Now many people who are in their twenties are fresh out of college and may feel that they cannot afford to contribute to a workplace account. If your company offers a match, you cannot afford not to at least contribute to the match. Student loans are a major drain on someone who is younger’s income and rightfully so as they are part of being a student in today’s society. Which leads us to another option that people have to save for retirement and that is Individual Retirement Accounts or IRA’s. These are similar to your workplace accounts but with much lower annual contribution limits and more investment choices. If at all possible I highly recommend you do both of these accounts. That way you can add an extra level of diversity to your investments.
When you are in your twenties and thirties, you can take on additional risks that you may not wish to have when you are older. This allows your retirement accounts to grow much more rapid than they will when you take a more conservative approach to your investments. Once you reach your mid to late thirties, you may want to consider shifting your asset allocation to more conservative assets such as shifting from equities to fixed income like bonds. But I am also of the opinion that no matter how old you are you will always need to have equities in your portfolio to maintain capital appreciation that is required for longer and longer retirements.
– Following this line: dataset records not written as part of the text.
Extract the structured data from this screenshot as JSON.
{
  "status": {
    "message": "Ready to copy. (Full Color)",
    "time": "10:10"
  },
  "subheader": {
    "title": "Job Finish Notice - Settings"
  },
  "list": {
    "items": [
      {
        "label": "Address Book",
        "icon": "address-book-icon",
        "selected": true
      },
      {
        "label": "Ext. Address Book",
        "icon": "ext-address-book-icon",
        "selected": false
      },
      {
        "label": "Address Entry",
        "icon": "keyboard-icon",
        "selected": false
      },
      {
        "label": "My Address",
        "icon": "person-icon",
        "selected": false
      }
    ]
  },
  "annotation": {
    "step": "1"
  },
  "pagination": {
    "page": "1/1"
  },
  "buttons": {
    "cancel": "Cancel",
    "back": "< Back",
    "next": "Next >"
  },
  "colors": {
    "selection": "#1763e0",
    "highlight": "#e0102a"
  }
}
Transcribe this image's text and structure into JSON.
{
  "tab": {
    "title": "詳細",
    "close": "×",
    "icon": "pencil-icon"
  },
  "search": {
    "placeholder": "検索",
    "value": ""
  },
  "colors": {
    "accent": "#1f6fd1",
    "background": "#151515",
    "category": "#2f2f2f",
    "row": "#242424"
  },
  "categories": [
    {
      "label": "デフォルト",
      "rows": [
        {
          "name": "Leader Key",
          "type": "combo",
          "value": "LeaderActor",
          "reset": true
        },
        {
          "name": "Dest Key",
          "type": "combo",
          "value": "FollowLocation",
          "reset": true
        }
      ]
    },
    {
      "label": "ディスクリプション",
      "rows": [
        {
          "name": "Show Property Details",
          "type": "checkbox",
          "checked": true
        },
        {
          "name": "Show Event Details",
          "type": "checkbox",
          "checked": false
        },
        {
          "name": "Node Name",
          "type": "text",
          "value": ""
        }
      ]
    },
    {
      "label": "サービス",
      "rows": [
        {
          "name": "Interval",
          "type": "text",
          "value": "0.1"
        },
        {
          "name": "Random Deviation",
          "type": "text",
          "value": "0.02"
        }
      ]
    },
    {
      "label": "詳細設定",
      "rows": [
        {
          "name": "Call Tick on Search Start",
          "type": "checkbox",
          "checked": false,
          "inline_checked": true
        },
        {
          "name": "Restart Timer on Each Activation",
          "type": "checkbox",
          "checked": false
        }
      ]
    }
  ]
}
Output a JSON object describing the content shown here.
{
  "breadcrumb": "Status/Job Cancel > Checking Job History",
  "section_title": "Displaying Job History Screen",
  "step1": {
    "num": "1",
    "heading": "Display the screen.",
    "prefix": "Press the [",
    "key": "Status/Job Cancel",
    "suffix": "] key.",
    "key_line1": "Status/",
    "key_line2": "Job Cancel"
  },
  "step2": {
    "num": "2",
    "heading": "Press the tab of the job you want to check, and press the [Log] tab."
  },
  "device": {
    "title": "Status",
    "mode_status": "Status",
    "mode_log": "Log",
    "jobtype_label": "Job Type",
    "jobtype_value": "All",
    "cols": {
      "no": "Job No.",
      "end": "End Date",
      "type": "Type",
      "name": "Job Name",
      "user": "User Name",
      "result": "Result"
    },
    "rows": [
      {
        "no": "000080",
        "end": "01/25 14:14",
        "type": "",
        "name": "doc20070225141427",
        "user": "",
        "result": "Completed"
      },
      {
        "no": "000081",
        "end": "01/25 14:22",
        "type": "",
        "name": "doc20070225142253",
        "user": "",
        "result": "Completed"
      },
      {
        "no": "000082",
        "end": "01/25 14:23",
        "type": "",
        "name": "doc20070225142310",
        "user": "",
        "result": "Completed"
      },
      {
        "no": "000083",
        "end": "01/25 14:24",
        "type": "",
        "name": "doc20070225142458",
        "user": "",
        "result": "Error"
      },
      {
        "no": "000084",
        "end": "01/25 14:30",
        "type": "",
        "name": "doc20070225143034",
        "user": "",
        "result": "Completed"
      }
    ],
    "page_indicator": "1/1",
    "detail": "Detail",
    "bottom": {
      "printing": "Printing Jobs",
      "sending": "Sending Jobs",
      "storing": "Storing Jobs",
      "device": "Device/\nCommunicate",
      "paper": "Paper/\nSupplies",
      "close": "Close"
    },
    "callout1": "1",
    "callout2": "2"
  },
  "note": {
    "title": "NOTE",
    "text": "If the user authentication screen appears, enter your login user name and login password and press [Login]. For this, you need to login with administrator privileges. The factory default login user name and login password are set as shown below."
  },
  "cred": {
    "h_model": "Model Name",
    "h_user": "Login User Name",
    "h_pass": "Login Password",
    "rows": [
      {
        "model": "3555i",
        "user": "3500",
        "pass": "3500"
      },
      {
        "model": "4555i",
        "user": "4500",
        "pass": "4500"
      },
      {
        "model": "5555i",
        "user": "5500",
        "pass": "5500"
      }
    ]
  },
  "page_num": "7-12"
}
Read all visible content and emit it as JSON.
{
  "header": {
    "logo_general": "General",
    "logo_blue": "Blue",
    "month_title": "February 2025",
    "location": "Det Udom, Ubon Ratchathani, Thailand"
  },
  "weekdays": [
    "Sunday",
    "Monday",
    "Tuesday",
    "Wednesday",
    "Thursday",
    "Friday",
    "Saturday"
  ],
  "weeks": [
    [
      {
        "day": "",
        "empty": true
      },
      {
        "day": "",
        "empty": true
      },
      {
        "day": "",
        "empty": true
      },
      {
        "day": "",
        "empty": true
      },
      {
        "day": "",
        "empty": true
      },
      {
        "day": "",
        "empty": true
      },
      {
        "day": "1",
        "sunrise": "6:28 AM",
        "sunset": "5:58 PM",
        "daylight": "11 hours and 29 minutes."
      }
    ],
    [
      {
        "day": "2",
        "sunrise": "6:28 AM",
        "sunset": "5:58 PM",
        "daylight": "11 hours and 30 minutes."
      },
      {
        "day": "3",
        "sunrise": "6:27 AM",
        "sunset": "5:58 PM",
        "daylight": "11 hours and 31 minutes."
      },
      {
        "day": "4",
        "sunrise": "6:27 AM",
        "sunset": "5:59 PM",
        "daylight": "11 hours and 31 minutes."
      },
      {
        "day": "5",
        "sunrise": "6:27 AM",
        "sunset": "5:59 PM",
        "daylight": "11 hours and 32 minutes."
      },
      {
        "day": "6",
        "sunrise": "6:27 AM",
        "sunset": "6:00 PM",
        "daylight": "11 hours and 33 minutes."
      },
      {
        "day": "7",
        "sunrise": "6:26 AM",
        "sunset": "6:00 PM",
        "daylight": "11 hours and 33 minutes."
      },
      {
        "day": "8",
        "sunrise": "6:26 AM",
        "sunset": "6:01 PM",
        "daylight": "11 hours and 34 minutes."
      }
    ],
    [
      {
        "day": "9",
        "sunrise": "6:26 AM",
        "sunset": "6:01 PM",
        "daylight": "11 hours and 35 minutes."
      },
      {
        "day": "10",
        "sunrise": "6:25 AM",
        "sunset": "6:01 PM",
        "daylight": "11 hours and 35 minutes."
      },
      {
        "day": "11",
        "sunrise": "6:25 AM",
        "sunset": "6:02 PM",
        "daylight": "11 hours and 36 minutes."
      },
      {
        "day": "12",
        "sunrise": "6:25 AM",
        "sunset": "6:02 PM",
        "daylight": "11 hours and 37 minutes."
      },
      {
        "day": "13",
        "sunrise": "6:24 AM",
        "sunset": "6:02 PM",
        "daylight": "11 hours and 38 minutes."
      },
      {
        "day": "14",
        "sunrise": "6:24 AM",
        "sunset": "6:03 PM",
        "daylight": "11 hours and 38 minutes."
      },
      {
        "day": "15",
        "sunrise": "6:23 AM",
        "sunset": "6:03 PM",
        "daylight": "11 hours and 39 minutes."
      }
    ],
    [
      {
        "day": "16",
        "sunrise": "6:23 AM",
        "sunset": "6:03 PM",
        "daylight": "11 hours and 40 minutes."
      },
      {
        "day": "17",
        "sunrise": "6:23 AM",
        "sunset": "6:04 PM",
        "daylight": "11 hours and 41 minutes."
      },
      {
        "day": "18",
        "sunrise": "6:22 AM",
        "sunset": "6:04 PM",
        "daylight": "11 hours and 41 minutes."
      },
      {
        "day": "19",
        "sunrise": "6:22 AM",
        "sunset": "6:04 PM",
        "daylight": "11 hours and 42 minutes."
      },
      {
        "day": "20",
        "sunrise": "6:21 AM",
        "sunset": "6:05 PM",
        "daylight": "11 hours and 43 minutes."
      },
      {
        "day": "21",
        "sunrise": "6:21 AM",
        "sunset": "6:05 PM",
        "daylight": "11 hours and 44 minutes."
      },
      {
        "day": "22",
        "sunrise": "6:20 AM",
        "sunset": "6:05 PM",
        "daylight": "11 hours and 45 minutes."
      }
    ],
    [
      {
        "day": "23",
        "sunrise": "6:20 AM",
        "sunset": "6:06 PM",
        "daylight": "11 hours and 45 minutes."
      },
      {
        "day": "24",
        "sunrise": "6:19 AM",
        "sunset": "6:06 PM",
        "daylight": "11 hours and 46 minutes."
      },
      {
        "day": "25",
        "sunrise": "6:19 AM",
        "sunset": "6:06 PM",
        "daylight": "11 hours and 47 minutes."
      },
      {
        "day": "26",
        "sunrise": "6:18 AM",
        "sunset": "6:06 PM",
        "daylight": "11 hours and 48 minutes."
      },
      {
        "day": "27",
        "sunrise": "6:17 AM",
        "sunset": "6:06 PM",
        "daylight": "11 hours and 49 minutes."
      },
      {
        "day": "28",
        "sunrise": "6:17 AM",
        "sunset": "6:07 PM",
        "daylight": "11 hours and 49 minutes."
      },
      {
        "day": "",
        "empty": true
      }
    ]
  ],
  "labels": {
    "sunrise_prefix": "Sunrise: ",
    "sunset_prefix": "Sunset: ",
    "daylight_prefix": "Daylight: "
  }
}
Gone are the days of having a portfolio of nothing but fixed-income assets as in the current interest rate environment you would deplete your capital as the returns are insufficient to adequately add to your portfolio’s value.
The key to a successful retirement is to start as early as you can in saving as much as you can. This allows compounding to work in your favor as against you. But the key to truly being successful is to know how to allocate your assets. Say you owe large sums of money to high-interest credit cards it may not make sense to invest outside of your workplace retirement account beyond the match as you will be a net loss. In these instances, it is best to save what you can in the workplace account and delay the IRA and pay down your debts. This way you are maximizing your assets to reduce high-interest debt and not going into a negative situation. This is where it is important to know what your expected rate of return will be on an investment and what your interest expense is on debt. As I am always stating, have a budget and follow it to ensure you know where your money is going. That way you can set saving goals and payment plans for your debts.
As time goes, you will learn to balance these items and achieve your goals. Know your risk tolerance and what assets you would like to invest in and create an investment plan. But I still maintain that to have the retirement you really want and deserve the key is to save as much as you can as early as you can.